Duh, 2030 Harga Minyak Drop ke US$ 40/Barel, Migas Game Over?
![[THUMB] Harga Minyak Drop](https://awsimages.detik.net.id/visual/2020/04/21/66f2d703-9b16-4791-8862-6031cc90c168_169.jpeg?w=900&q=80)
Jakarta, CNBC Indonesia - Wood Mackenzie, lembaga konsultan energi, sempat meramal bila harga minyak mentah Brent bisa jatuh ke level US$ 40 per barel pada 2030 mendatang. Selain itu, konsumsi minyak dunia pun diperkirakan akan semakin anjlok karena orang-orang mulai beralih ke energi bersih dan berbasis energi baru terbarukan.
Lantas, apa yang terjadi pada industri migas bila 10 tahun mendatang harga minyak jatuh di kisaran US$ 40 per barel tersebut?

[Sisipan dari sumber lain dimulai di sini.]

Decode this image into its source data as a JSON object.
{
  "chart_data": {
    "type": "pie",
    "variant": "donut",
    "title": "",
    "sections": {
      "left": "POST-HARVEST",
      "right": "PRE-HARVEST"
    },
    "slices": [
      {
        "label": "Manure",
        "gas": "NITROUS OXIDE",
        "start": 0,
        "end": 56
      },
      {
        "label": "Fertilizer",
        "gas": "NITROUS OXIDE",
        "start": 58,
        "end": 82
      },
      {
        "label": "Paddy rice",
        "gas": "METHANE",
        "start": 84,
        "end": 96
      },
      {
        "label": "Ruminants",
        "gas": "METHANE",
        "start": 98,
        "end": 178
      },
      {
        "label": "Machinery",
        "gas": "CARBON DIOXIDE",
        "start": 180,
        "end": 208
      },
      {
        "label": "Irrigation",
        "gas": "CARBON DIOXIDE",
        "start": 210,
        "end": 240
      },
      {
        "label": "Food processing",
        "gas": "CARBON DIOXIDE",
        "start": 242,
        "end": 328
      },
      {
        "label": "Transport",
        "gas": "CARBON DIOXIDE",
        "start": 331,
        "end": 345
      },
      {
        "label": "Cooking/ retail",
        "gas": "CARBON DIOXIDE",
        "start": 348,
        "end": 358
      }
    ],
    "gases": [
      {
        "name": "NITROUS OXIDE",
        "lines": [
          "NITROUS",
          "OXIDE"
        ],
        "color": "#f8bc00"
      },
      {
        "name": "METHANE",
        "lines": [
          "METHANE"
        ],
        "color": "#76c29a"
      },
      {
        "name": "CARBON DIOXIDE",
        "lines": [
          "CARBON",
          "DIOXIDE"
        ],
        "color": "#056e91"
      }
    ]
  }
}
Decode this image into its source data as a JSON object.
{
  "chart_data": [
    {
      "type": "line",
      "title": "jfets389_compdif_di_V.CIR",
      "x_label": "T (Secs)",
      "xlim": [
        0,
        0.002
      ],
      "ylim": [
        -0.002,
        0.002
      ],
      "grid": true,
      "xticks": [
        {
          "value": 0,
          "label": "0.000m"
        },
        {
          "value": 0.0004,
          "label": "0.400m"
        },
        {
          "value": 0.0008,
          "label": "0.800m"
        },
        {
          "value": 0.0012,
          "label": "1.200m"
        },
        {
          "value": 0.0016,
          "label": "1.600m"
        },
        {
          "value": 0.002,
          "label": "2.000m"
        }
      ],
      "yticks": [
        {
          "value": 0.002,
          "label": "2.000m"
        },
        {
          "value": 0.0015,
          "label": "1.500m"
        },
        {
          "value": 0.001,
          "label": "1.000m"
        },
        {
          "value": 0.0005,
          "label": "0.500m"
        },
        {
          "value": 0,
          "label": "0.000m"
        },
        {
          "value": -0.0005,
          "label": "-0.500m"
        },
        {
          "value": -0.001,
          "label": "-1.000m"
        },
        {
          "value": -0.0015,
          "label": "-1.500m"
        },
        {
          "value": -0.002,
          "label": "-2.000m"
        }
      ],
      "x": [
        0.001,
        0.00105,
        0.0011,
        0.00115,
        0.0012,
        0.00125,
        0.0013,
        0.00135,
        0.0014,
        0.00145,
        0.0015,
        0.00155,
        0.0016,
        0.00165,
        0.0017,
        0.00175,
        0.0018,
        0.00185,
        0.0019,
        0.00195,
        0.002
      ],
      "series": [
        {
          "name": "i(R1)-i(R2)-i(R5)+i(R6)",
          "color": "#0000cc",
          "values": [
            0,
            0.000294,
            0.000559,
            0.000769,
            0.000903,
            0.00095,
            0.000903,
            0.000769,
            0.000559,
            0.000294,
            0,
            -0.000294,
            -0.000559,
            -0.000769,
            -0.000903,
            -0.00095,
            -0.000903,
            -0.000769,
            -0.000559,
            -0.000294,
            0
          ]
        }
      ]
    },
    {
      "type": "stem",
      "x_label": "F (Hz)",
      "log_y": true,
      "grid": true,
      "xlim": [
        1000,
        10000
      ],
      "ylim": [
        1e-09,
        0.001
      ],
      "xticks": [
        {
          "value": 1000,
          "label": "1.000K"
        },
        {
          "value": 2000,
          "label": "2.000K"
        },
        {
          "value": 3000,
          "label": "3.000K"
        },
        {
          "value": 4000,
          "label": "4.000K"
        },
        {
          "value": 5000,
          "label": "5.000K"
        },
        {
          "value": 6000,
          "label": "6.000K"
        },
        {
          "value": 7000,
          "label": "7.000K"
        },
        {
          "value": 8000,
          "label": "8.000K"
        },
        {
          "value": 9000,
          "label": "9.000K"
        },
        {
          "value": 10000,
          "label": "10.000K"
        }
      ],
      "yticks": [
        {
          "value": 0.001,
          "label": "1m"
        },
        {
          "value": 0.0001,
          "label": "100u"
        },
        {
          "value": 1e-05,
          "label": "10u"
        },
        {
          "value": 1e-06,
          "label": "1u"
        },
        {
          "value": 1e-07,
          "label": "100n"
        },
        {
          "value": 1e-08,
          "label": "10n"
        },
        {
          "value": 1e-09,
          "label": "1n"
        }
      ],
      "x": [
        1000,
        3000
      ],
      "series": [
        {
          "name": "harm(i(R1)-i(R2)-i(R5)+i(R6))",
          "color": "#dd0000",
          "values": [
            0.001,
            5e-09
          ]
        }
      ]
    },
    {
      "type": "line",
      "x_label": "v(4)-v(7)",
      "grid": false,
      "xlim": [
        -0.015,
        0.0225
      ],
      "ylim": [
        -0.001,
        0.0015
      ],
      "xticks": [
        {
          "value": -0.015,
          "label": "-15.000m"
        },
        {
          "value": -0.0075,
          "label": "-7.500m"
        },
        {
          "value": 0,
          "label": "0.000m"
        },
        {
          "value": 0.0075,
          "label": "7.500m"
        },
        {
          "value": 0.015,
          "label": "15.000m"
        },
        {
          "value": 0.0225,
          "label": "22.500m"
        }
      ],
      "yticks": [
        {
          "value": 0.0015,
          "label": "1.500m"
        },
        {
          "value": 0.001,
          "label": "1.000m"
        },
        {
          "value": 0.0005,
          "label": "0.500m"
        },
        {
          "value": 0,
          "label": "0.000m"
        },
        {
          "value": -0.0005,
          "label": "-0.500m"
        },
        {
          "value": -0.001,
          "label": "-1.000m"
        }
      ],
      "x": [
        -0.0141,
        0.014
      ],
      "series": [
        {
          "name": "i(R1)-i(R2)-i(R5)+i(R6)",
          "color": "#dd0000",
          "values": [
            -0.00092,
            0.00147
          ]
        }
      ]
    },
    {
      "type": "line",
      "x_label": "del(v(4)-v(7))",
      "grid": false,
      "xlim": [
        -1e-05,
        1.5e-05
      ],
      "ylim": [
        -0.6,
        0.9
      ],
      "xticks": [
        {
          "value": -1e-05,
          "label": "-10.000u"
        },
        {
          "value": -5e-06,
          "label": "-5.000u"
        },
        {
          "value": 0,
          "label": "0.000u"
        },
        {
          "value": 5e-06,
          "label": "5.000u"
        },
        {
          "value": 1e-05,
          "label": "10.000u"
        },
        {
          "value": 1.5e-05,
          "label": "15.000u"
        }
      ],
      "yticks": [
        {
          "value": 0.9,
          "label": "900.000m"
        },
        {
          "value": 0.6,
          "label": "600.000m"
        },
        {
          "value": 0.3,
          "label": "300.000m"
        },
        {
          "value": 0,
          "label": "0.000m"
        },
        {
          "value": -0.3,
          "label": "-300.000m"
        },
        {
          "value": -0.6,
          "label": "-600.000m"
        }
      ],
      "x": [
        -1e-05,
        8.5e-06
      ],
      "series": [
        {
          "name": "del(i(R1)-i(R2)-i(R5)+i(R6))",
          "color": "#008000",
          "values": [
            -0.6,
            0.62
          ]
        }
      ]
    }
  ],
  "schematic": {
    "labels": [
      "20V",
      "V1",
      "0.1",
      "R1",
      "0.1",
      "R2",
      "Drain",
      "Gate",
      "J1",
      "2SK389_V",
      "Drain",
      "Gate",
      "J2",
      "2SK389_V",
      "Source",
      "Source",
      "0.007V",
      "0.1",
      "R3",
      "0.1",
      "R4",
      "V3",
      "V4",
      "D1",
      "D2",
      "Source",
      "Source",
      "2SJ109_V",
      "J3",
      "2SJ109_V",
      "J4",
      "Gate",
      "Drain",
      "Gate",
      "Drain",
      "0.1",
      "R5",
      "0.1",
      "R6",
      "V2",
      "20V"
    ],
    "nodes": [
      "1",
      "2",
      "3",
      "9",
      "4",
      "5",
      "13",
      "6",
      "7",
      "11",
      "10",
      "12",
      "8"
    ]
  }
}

Menurut Widhyawan Prawiraatmadja, pengamat perminyakan dan juga mantan Gubernur OPEC dari Indonesia pada 2015, bila ramalan tersebut menjadi nyata, maka ini bisa menjadi babak akhir bagi industri migas atau "game over".
Namun demikian, dia tetap optimistis bila permintaan migas pada 10 tahun mendatang masih tinggi.
"Kalau sampai terjadi seperti disampaikan sampai US$ 40 per barel, ya akan terjadi game over ya, tapi kebanyakan orang masih anggap ini nggak terjadi," tuturnya dalam webinar SKK Migas, Rabu (28/04/2021).
Dia pun mengatakan proyeksi tersebut sudah diubah menjadi US$ 70 per barel karena adanya sentimen positif. Badan Energi Internasional (International Energy Agency/ IEA) pun menyebut jika kebutuhan minyak akan terus naik setidaknya sampai dengan 2026 mendatang, yakni hingga 106 juta barel per hari (bph).
Menurutnya, masih besarnya permintaan minyak akan berdampak pada penguatan harga hingga beberapa tahun mendatang. Meski demikian, dia menegaskan, tidak ada satu pun yang bisa memastikan berapa harga minyak ke depannya.
"Memang nggak ada yang pasti bisa memperkirakan harga, apalagi ada akselerasi transisi energi, misalnya dari kendaraan berbasis BBM ke kendaraan listrik," ujarnya.
Dia pun menilai masih banyak orang yang berpandangan bahwa minyak akan tetap menjadi komoditas penting hingga beberapa tahun ke depan dan platonya masih akan lama.
Namun demikian, imbuhnya, yang dikhawatirkan di industri ini yaitu ketika setiap produsen gas berlomba-lomba memproduksi gas secara berlebihan karena memiliki kapasitasnya.
"Yang ditakutkan sebenarnya adalah orang berlomba-lomba memproduksi gas secara berlebihan karena mempunyai kapasitas. Kalau kondisi seperti itu kemungkinan harga akan pada kondisi seperti sekarang, antara US$ 40-70 per barel, tapi US$ 50-60 per barel itu base case," jelasnya.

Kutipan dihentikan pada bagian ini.